County supervisors voted in June to stop BP from dumping waste at subcontractor Waste Management Inc.’s Pecan Grove landfill in Pass Christian, Miss. When Waste Management balked, the county board commissioned independent testing of the waste and subpoenaed the company’s test results that reportedly showed it was not hazardous.

But rather than prolong the dispute, BP and Waste Management decided to stop dumping at Pecan Grove. The county, however, has continued with its waste testing and results are pending, said Tim Holleman, the county board’s attorney.

“Ultimately, I think people will raise the same issue elsewhere,” Holleman said.

A BP spokesman confirmed the agreement but defended the company’s waste management plan.

“This is industrial waste, and it’s suitable for industrial landfills,” said BP spokesman Mark Proegler. “If the localities have concerns about that, we’re certainly willing to talk with them.”

Spill waste is hauled from beaches and the ocean to more than 50 regional storage sites in all four gulf states, where it is packaged for shipment to recyclers, liquid waste processors and landfills. So far the spill has generated about 35,600 tons of solid waste.

In Louisiana, the formerly abandoned Grand Isle Shipyard has been transformed into a waste storage site, where about 150 workers pump oil from skimmer boats into storage tanks. More than 7.7 million gallons of oily liquid waste have been collected. At the docks, workers dump plastic bags of oily debris into dozens of dumpsters.

The sprawling operation is indicative of the cleanup industry that has grown out of the nation’s worst oil spill disaster. The now-capped well was spewing as many as 60,000 barrels of oil a day since the April 20 explosion of the Deepwater Horizon oil rig.

“Typically with a spill you’d have a bell-shaped curve where you deploy the boom, recover it and go home,” said Joe Kramer, project manager with BP subcontractor Miller Environmental Services Inc. “It’s more of an ongoing operation here.”

Waste samples are tested at storage sites by BP subcontractors to ensure they are, by law, nonhazardous. Much oil industry waste is not considered hazardous under a 1980 exemption carved out of the federal law.

Oil waste can be dumped in industrial-graded landfills, which are more strictly monitored than municipal dumps but not as isolated or restricted as hazardous waste sites.

“These are the type of facilities you want this waste to go to,” said Sam Phillips, solid waste permits administrator for the Louisiana Department of Environmental Quality. “If something goes wrong, there are things we can do to prevent it from getting into a drinking-water aquifer.”
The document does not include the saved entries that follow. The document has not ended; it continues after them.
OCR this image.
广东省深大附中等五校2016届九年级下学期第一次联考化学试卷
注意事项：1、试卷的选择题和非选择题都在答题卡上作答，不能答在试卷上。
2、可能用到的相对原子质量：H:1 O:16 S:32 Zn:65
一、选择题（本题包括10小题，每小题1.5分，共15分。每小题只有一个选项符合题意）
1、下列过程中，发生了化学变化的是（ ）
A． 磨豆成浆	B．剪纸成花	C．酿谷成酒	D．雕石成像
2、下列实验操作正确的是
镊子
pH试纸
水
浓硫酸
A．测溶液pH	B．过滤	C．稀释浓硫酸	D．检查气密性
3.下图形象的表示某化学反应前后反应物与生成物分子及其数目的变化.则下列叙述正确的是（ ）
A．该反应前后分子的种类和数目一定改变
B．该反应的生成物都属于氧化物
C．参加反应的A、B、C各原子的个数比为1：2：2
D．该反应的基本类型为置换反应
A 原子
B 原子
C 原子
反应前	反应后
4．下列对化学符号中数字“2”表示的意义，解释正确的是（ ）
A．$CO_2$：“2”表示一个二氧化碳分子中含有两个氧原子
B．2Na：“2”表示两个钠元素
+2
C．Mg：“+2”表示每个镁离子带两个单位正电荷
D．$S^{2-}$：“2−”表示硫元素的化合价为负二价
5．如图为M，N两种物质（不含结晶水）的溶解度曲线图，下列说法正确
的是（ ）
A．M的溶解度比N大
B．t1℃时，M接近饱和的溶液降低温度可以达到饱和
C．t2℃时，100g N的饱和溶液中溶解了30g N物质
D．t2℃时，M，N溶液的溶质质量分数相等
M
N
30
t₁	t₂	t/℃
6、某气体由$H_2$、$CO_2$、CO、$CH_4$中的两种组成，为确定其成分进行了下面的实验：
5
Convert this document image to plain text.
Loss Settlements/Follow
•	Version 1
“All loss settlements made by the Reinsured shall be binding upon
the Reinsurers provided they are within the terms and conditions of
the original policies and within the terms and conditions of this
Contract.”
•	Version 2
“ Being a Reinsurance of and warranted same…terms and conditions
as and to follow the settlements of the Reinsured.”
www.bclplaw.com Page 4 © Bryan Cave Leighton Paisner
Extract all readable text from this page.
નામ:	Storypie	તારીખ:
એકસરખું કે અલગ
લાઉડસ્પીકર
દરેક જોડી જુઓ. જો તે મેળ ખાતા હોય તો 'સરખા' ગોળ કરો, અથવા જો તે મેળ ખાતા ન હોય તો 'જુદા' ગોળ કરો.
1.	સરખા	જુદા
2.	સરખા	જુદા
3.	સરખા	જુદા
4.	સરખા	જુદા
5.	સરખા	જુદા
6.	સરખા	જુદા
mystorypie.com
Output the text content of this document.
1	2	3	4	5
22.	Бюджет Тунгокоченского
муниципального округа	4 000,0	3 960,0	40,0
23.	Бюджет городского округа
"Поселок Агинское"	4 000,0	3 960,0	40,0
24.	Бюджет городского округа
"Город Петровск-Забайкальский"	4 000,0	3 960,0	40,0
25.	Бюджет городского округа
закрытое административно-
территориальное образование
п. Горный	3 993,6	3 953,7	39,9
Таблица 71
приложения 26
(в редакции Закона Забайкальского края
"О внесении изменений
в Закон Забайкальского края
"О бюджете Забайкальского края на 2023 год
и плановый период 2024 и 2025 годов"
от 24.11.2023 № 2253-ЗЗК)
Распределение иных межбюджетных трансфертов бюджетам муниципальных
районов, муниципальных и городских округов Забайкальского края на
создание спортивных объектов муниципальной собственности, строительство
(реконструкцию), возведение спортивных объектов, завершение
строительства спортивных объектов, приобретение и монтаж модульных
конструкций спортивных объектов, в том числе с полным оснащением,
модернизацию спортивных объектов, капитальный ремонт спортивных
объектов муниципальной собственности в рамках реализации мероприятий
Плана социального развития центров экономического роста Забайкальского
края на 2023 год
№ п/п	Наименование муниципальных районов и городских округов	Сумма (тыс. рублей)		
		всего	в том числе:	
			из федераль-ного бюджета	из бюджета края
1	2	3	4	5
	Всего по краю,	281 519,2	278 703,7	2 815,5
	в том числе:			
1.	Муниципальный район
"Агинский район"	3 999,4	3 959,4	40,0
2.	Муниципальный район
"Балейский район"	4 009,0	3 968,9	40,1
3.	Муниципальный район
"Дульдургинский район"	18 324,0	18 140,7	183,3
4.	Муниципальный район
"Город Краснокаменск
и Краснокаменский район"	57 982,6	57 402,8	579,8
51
Members of the Gulf Coast congressional delegation said they intended to hold BP accountable for the health and safety of communities where spill waste was dumped.

“Gulf Coast residents have a right to be concerned about the waste placed in their landfills, and BP and its agents should do everything they can to work with local officials to address these concerns,” said Sen. Thad Cochran (R-Miss.) after a trip to spill-affected areas this month.

Environmental Protection Agency Administrator Lisa Jackson said tests by BP and her agency had shown that oil spill waste was not hazardous.

“The constituents of most of it are industrial waste, not hazardous, man-made chemicals, and it’s testing that way,” said Jackson, a chemical engineer by training. To reassure residents, Jackson ordered more EPA testing last month and required BP to release more information about waste testing, tracking and disposal.

But many gulf residents still worry.

“Anything that’s man-made can fail,” Harrison County Supervisor Marlin Ladner, a Mississippi lawmaker, said of the landfills. “The rig shows us that.”